03 marzo 2014

LA TORRE INSIGNIA DE SAN PEDRO

Con la Torre Insignia de Valle Oriente, San Pedro estrenará para 2018 su primer rascacielos (“macroinmuebles megaaltos”, les apodan aquí los regios ignorantes): 330 metros de altura para ser el edificio más elevado de América Latina. No es la primera vez que se levanta una edificación icónica con ese nombre, así que convendría cambiárselo ahora que pueden sus dueños: a principios de los años sesenta otra Torre Insignia, también llamada Banobras, se irguió con su forma de prisma triangular en la ciudad de México, justo en Tlatelolco, aunque su altura no rebasa los 130 metros (dimensión considerable para aquellos tiempos).

2018 tampoco será un buen año para que los sampetrinos impresionemos al mundo con un rascacielos “medianito”: la firma Gordon Gill Architectura inaugurará ese mismo año en Yeda, Arabia, Saudita, una construcción vertical de más de un kilómetro de altura, muy por encima de los 828 metros del hasta ahora más grande del mundo: Burtj Khalifa, en Dubái. O sea, hay que ponerle más metros a los metros si queremos “apantallar” globalmente.

Pero toco el punto más importante: hace años, unos empresarios de Panamá me invitaron a conocer el Trump Ocean Club Internacional (284 metros de altura, de los edificios más grandes en América Latina). Opiné entonces lo mismo que ahora: construir rascacielos en un entorno de edificios chaparros, suele provocar un impacto contraproducente; desagradables en vez de armónicos; parches en el cielo que opacan los alrededores, sin asimilarse a ellos, por lo que se vuelven brutales en el peor sentido del término.

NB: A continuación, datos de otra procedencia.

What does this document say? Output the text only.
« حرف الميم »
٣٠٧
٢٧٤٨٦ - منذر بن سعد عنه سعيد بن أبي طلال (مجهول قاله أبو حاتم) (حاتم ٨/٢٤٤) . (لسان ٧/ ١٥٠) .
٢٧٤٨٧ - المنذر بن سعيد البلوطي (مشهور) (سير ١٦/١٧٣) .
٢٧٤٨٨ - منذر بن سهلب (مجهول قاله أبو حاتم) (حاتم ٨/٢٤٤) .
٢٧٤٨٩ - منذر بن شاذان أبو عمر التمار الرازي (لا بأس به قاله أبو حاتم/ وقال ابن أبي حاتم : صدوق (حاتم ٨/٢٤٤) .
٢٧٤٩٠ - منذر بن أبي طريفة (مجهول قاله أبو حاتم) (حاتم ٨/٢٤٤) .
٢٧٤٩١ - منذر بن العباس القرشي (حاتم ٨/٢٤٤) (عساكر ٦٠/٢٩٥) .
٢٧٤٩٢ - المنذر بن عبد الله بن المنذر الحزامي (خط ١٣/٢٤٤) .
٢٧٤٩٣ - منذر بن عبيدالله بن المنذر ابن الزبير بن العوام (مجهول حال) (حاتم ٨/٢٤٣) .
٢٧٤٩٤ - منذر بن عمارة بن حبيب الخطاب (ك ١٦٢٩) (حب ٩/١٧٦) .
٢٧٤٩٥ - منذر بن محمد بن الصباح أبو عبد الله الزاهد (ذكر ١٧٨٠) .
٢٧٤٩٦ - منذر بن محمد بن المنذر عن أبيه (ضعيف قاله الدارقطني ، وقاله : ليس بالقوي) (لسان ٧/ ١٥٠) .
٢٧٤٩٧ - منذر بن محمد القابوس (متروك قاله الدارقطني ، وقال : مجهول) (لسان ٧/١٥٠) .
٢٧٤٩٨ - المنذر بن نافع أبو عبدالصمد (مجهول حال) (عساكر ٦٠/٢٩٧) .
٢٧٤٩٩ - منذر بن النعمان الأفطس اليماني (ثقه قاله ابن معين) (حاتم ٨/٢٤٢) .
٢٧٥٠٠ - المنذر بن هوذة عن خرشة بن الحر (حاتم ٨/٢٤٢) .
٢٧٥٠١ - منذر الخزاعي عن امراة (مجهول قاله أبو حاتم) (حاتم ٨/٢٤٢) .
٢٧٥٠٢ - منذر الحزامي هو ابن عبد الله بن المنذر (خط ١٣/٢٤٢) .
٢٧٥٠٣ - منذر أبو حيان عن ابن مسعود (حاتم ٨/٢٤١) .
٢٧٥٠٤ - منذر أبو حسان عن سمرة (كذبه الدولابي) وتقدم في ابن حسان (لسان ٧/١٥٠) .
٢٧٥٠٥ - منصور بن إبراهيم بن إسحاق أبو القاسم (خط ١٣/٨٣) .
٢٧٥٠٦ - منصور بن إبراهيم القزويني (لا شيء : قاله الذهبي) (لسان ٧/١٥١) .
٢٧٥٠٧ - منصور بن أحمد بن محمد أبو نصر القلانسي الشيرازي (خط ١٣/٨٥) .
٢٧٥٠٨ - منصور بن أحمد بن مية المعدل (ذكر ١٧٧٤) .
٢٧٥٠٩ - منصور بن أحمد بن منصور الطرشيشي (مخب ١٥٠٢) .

De no atender el arte visual antes que a su mero estiramiento faraónico, un rascacielos acaba por blasonar la arrogancia privada: de los billetudos y no del pueblo. A cada metro de altura se le empalmará la vulgaridad del gigantismo. Una especie de machismo estético que, con el pecho salido y los hombros echados para atrás, reta la discreción del paisaje circundante. Si “lo bueno, breve, dos veces bueno”, decía Gracián, entonces si lo malo, altísimo, dos veces malo. Eso, descontando que un edificio de tal magnitud acarrea riesgos de seguridad, es mero alarde mercantil y concesión a las leyes de uso de suelo. No es casualidad que los chinos –ejemplo de pueblo actual con pésimo gusto arquitectónico tras siglos de excelencia como constructores – ostenten en su país más de 200 edificios nuevos tan desmesurados como feos.

En San Pedro estuvimos a punto de librarnos de los prejuicios del gigantismo visual: pero con este proyecto que rebasa nuestra situación límite, donde lo grandote equivale a lo innovador, sumaremos un rascacielos más a los 73 construidos solo en 2013 en el mundo, cuyas alturas rebasan los 300 metros. Lo cual no es por fuerza una moda mala si cuidamos las formas y mantenemos la estética de la mesura, advertencia válida en esta tierra norteña tan propensa a romper records globales como la rosca de reyes más grande de todos los tiempos, la carne asada más concurrida que se tenga noticia y el machacado más abundante en cualquier lugar del planeta donde se cocine machacado.


Esperemos que no pase lo mismo con la arquitectura, arte tan respetable como el culinario.